Back in July of this year a crowd of coders, scientists and new media artists gathered in Berlin for the Open Science Workshop at OKCon. One of the projects to come out of this gathering was the Data Digitizer, a tool for transcribing documents and tables that are not currently machine-readable. Suggested applications for this tool ranged from the transcription of Brazilian census data to input of tables from economics articles to allow comparisons across multiple articles that examine the same variables.

The project is still ongoing with the code up on github. You can also find an Etherpad that details what was proposed and achieved in the first session of work on the Data Digitizer. Check out how far it’s got with a little demo that is up and running here.

  1. When the data digitizer project is completed successfully it will allow massive amounts of data to become available for research and development of applications. It is truly a great project. I am currently trying to digitize Greek government monthly data from 1970 for 10 variables and trust me, my life is miserable. The data is in scanned pdf files of the monthly statistical bulletins and unfortunately there is no program to digitize scanned data currently. That’s why it will stand out. Unique. Well thought.

    P.S: wish i had a slight programming ability so as to assist if i could.

    1. Great to hear from you George. You don’t need to be a coder to contribute to these things — having a good problem or lots of enthusiasm is equally valuable :-)

      By the way, from the sound of your problem you may be interested in joining the economics working group mailing list: It was a bunch of (non-programmer) people from that working group who were driving the data digitizer idea and it sounds like what they wanted is very similar to what you want to do.

  2. This is awesome and would really help with the art market data I’m currently digitizing.

    It’s sad that the backend is the proprietary Google Docs service though.

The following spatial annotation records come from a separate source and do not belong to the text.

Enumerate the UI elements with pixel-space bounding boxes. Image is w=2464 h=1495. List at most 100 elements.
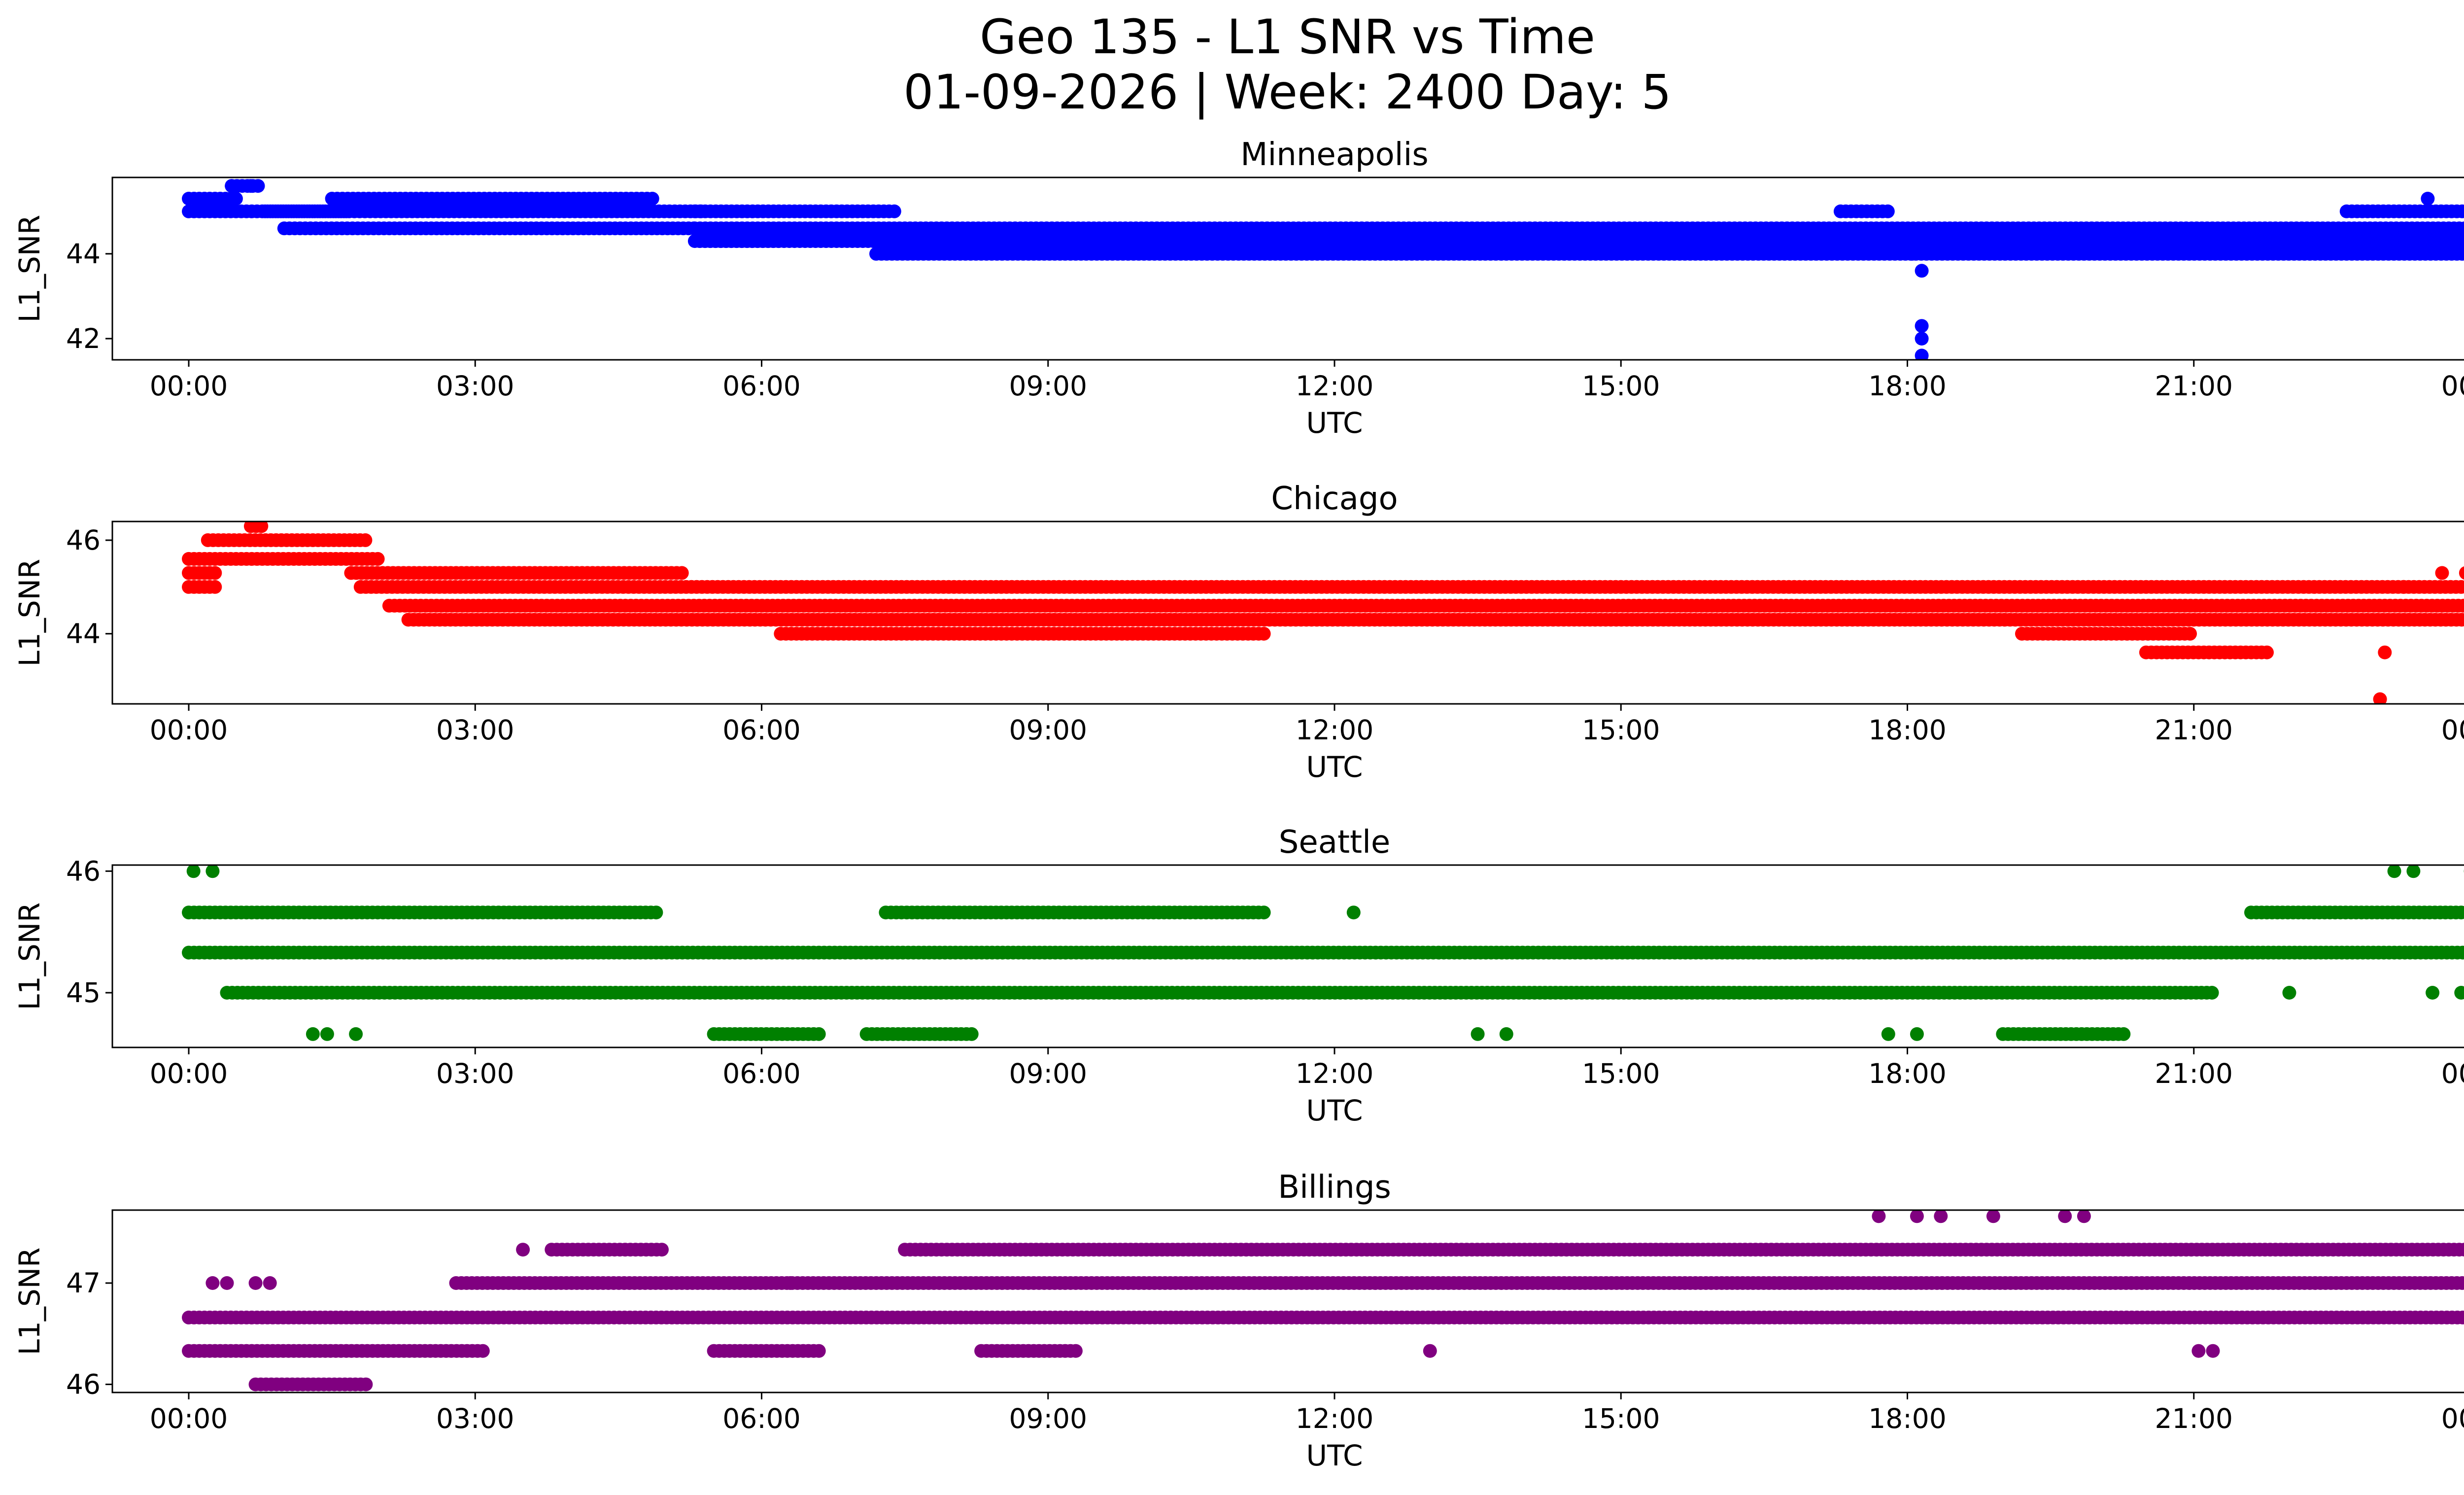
x-tick-label: 15:00 [1582,1058,1660,1089]
x-tick-label: 18:00 [1868,370,1947,402]
x-tick-label: 21:00 [2155,714,2233,746]
data-point [1915,319,1929,333]
x-tick-label: 03:00 [436,370,514,402]
data-point [225,179,239,193]
data-point [2460,205,2464,218]
data-point [186,865,201,878]
x-axis-label: UTC [1306,406,1363,440]
data-point [476,1344,490,1358]
data-point [2406,865,2421,878]
data-point [2457,598,2464,613]
x-tick-label: 12:00 [1296,714,1374,746]
data-point [2459,580,2464,593]
data-point [1915,348,1929,360]
subplot-title: Chicago [1271,481,1398,517]
figure-title-line-1: Geo 135 - L1 SNR vs Time [980,9,1595,65]
data-point [2461,1312,2464,1323]
data-point [1915,332,1929,346]
data-point [2463,224,2464,232]
x-tick-label: 06:00 [722,714,801,746]
data-point [1257,905,1271,920]
data-point [1346,905,1361,920]
subplot-minneapolis: Minneapolis 00:00 03:00 06:00 09:00 12:00 15:0… [13,137,2464,440]
x-tick-label: 00:00 [2441,370,2464,402]
x-tick-label: 18:00 [1868,714,1947,746]
data-point [229,192,243,206]
y-tick-label: 46 [66,524,101,556]
data-point [2397,580,2411,594]
x-tick-label: 00:00 [150,714,228,746]
y-axis-label: L1_SNR [13,903,46,1010]
y-tick-label: 44 [66,618,101,650]
data-point [964,1027,979,1041]
data-point [2458,221,2464,236]
x-tick-label: 15:00 [1582,370,1660,402]
y-tick-label: 44 [66,238,101,270]
data-point [320,1027,334,1041]
data-point [2368,234,2382,248]
data-points [182,522,2464,704]
y-tick-label: 42 [66,323,101,354]
data-point [1910,1027,1924,1041]
data-points [182,865,2464,1041]
x-tick-label: 12:00 [1296,370,1374,402]
data-point [649,905,663,920]
data-point [1257,626,1271,641]
x-tick-label: 18:00 [1868,1058,1947,1089]
y-axis-label: L1_SNR [13,215,46,323]
data-point [2454,986,2464,1000]
x-tick-label: 00:00 [2441,1058,2464,1089]
data-point [2463,237,2464,245]
data-point [371,552,385,566]
data-point [205,865,220,878]
data-point [358,533,373,547]
x-tick-label: 09:00 [1009,370,1087,402]
data-point [349,1027,363,1041]
x-tick-label: 06:00 [722,1058,801,1089]
data-points [182,1210,2464,1391]
data-point [2411,234,2426,248]
data-point [812,1027,826,1041]
data-point [2282,986,2296,1000]
subplot-title: Minneapolis [1240,137,1428,173]
y-tick-label: 45 [66,977,101,1008]
data-point [675,566,689,580]
data-point [1499,1027,1513,1041]
data-point [1881,1027,1895,1041]
data-point [2183,626,2197,641]
x-tick-label: 15:00 [1582,714,1660,746]
x-tick-label: 21:00 [2155,1058,2233,1089]
data-point [2378,645,2392,660]
data-point [2460,613,2464,626]
data-point [2435,566,2449,580]
x-tick-label: 06:00 [722,370,801,402]
figure-title-line-2: 01-09-2026 | Week: 2400 Day: 5 [903,65,1672,120]
data-point [208,580,222,594]
subplot-seattle: Seattle 00:00 03:00 06:00 09:00 12:00 15:00 18:… [13,824,2464,1127]
data-point [2260,645,2274,660]
x-tick-label: 09:00 [1009,1058,1087,1089]
data-point [254,522,269,533]
x-axis-label: UTC [1306,1094,1363,1127]
data-point [2373,692,2387,704]
axes-frame [111,521,2464,705]
x-tick-label: 00:00 [150,370,228,402]
y-axis-label: L1_SNR [13,559,46,667]
x-tick-label: 03:00 [436,1058,514,1089]
subplot-title: Seattle [1279,824,1391,861]
data-point [2462,600,2464,611]
data-point [208,566,222,580]
x-tick-label: 00:00 [150,1058,228,1089]
data-point [2461,946,2464,959]
x-tick-label: 12:00 [1296,1058,1374,1089]
data-point [2421,192,2435,206]
x-tick-label: 21:00 [2155,370,2233,402]
data-point [2459,566,2464,580]
data-point [887,204,901,218]
data-point [2387,865,2401,878]
data-point [2426,986,2440,1000]
data-point [1881,204,1895,218]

    1. Hey Rob: we just used google docs as backend DB because this was a hackday and it would make it very easy for people to add new tasks (it would be trivial to replace this with an SQL db) … and … I’m pleased to say we’re already working on this:

      Last weekend (at the Africa@Home hackfect we started work on generalizing the datadigitizer into a general-purpose crowd-sourcing engine called “PyBossa”: This already has a substantial portion of the core functionality needed so if you’re interested please jump in and help us improve it.